Carleton Wiggins

(1848 – 1932)

HENRY RANKIN POORE (1859–1940)
THE FOX CHASE (detail), 1901-1905; REVISED C. 1920
OIL ON WOOD PANEL
FLORENCE GRISWOLD MUSEUM
GIFT OF THE ARTIST

Fox Chase

Born March 4, 1848, Turners (now Harriman), New York
Died June 11, 1932, Old Lyme
In Old Lyme, summers, 1904-1916; permanently 1917-1932

Nearly three years older than Miss Florence, the painter Carleton Wiggins (born John Carleton Wiggins), is shown standing in The Fox Chase (detail above) rather than running. Fuzzy smoke rises from the pipe in his mouth as he abandons his panel of a cow in his paint box to watch his fellow artists running after the fox. A great fan of painting cows, Wiggins was, however, best known for his images of sheep grazing on a dark slope beneath moody skies — a version of which he painted on a panel for the Griswold boardinghouse dining room.

The son of a tailor, Carleton left school at fifteen to work in a lawyer’s office on Wall Street in New York. When not engaged in errands or office tasks, he would fill the hours by drawing, often copying war pictures out of the illustrated papers. A wealthy client began buying his drawings and offered to pay for art lessons. Soon Carleton was studying art under the famous Tonalist painter George Inness, who was well known for his evocative landscapes. After working with Inness, Carleton continued to paint landscapes, but began to add animals, such as sheep. After getting married, he and his wife sailed for Paris, where he soon won a Gold Medal for his sheep-filled landscapes at the esteemed Paris Salon of 1894.

He continued to win awards for his paintings after he returned to the United States. While in New York, he most likely met Henry Ward Ranger and learned about the art colony in Old Lyme. He joined the colony in its fourth season in 1904, exhibited at their end-of-the-season exhibition held in the library, and bought a Victorian home nestled aside an orchard with a view of the Connecticut River. He named it River Wood.

“For years the village of Old Lyme, Connecticut, has had a summer art colony of much note. This season the colony has been augmented by Mr. Carleton Wiggins, who has acquired a very picturesque place overlooking the Connecticut River and with a combination of scenic qualities which has fairly entitled it to its name of River Wood.” — Reported in Brooklyn Life, 1905

Carleton and his wife had four children. One of their two sons grew up to be a successful artist as well. His name was Guy Carleton Wiggins (the father named his other son and one of his daughters after Grafton, the man who bought his first drawings and paid for his early art training).
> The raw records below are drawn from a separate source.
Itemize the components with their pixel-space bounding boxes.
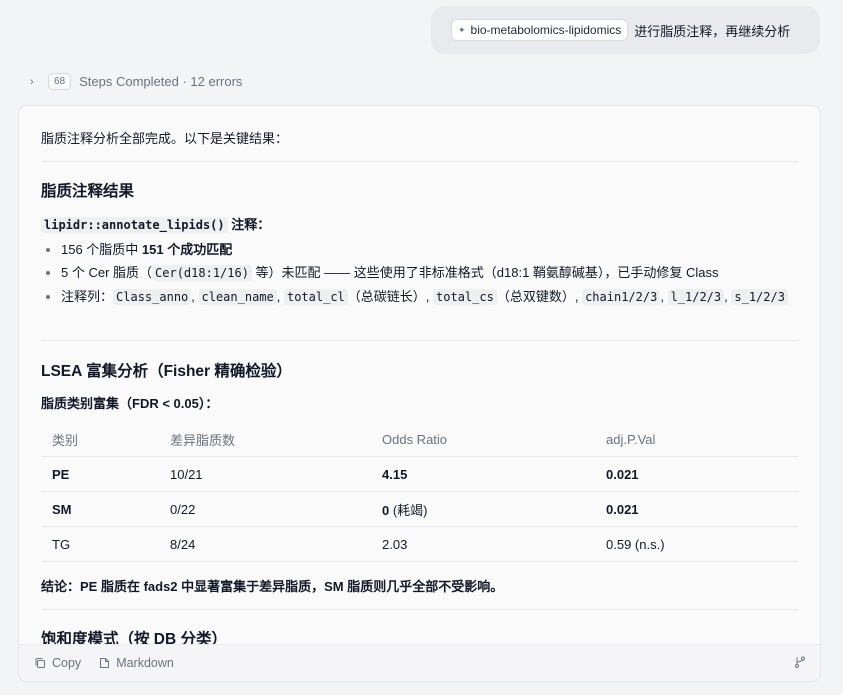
table-row: TG 8/24 2.03 0.59 (n.s.) (41, 526, 799, 562)
table-cell: 0 (耗竭) (371, 491, 595, 527)
steps-count-badge: 68 (48, 73, 72, 90)
table-cell: 10/21 (159, 456, 371, 492)
steps-summary[interactable]: › 68 Steps Completed · 12 errors (30, 73, 242, 90)
copy-icon (35, 658, 45, 668)
table-cell: 8/24 (159, 526, 371, 562)
table-cell: TG (41, 526, 159, 562)
column-header: Odds Ratio (371, 422, 595, 457)
table-header-row: 类别 差异脂质数 Odds Ratio adj.P.Val (41, 422, 799, 457)
lsea-subtitle: 脂质类别富集（FDR < 0.05）： (41, 396, 219, 411)
table-cell: PE (41, 456, 159, 492)
section-title-annotation: 脂质注释结果 (41, 183, 135, 200)
plus-icon: ✦ (458, 24, 466, 35)
user-message-text: 进行脂质注释，再继续分析 (634, 23, 791, 39)
table-row: SM 0/22 0 (耗竭) 0.021 (41, 491, 799, 527)
markdown-label: Markdown (116, 656, 174, 670)
conclusion-text: 结论：PE 脂质在 fads2 中显著富集于差异脂质，SM 脂质则几乎全部不受影… (41, 579, 504, 594)
subtitle-text: 注释： (227, 217, 271, 232)
table-cell: 4.15 (371, 456, 595, 492)
divider (41, 161, 798, 162)
markdown-button[interactable]: Markdown (99, 656, 174, 670)
user-message-bubble: ✦ bio-metabolomics-lipidomics 进行脂质注释，再继续… (431, 6, 820, 54)
column-header: 类别 (41, 422, 159, 457)
function-code: lipidr::annotate_lipids() (41, 217, 228, 233)
skill-chip-label: bio-metabolomics-lipidomics (470, 23, 622, 37)
annotation-list: 156 个脂质中 151 个成功匹配 5 个 Cer 脂质（ Cer(d18:1/… (41, 240, 798, 307)
column-header: 差异脂质数 (159, 422, 371, 457)
divider (41, 609, 798, 610)
table-row: PE 10/21 4.15 0.021 (41, 456, 799, 492)
annotation-subtitle: lipidr::annotate_lipids() 注释： (41, 214, 270, 233)
table-cell: 0.59 (n.s.) (595, 526, 799, 562)
document-icon (100, 658, 110, 668)
chevron-right-icon[interactable]: › (30, 76, 40, 88)
copy-label: Copy (52, 656, 82, 670)
steps-label: Steps Completed · 12 errors (79, 74, 243, 89)
response-intro: 脂质注释分析全部完成。以下是关键结果： (41, 131, 289, 146)
response-footer: Copy Markdown (19, 644, 820, 681)
lsea-table: 类别 差异脂质数 Odds Ratio adj.P.Val PE 10/21 4… (41, 422, 799, 562)
branch-icon[interactable] (794, 656, 806, 668)
section-title-lsea: LSEA 富集分析（Fisher 精确检验） (41, 363, 292, 380)
table-cell: SM (41, 491, 159, 527)
skill-chip[interactable]: ✦ bio-metabolomics-lipidomics (451, 19, 629, 41)
copy-button[interactable]: Copy (34, 656, 81, 670)
list-item: 注释列： Class_anno, clean_name, total_cl （总碳链… (41, 287, 798, 307)
divider (41, 340, 798, 341)
table-cell: 2.03 (371, 526, 595, 562)
table-cell: 0.021 (595, 456, 799, 492)
list-item: 156 个脂质中 151 个成功匹配 (41, 240, 798, 259)
list-item: 5 个 Cer 脂质（ Cer(d18:1/16) 等）未匹配 —— 这些使用了非… (41, 263, 798, 283)
table-cell: 0/22 (159, 491, 371, 527)
column-header: adj.P.Val (595, 422, 799, 457)
table-cell: 0.021 (595, 491, 799, 527)
assistant-response-card: 脂质注释分析全部完成。以下是关键结果： 脂质注释结果 lipidr::annot… (18, 105, 821, 682)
Unlike the father, however, the son’s impressionistic style was substantially influenced by the Lyme painters. Indeed, father and son differed in their subject matter as well. While Carleton continued to paint sentimental pastoral scenes of life on the small New England farm, his son’s fame was jettisoned by snowy canvases of the bustling flag-draped streets of New York City.

As his dining room panel (below) reveals, Carleton Wiggins was inspired by the Barbizon painters of France, who had developed a landscape tradition a half-century earlier that still appealed to many American artists and their patrons. The subject matter is unabashedly rural, the style realistic, and the colors earthy and dark, but the light, especially in the sky, seems caught in flux and casts shadows that transform landscape forms into haunting silhouettes.

CARLETON WIGGINS (1848–1932), "WINTER TWILIGHT - GRAZING SHEEP." OIL ON WOOD PANEL. FLORENCE GRISWOLD MUSEUM, GIFT OF THE ARTIST

Paintings like this speak of something age-old and eternal and can feel profound and poetic. They can also allude to the legendary values and simplicity of an earlier pre-industrial America, which they suggest should not be forgotten. Here, Wiggins counters the drama of a clouded sky at twilight – the special sky of a shoreline place like Old Lyme – with a central arrangement of sheep that are lit as though from within. The boulders at their sides and top ground and appear to protect them in their slow zigzag movement through the terrain.

Carleton Wiggins had a notable reputation in the American art world of the late 19th century as a Tonalist painter of cattle and sheep. It was subject matter that he specialized in from the time of his student days in France and Holland. While abroad in 1881, his entry in the Paris Salon had been of a shepherd tending his flock. In the early 1900s he was elected a member of the National Academy of Design, where he had once studied with George Inness. He found some of his rural subject matter on Cape Cod, Nantucket, and Long Island, but he painted mostly in Old Lyme, which he first visited in 1903. He returned regularly over the next decade and moved to Lyme year-round in 1915.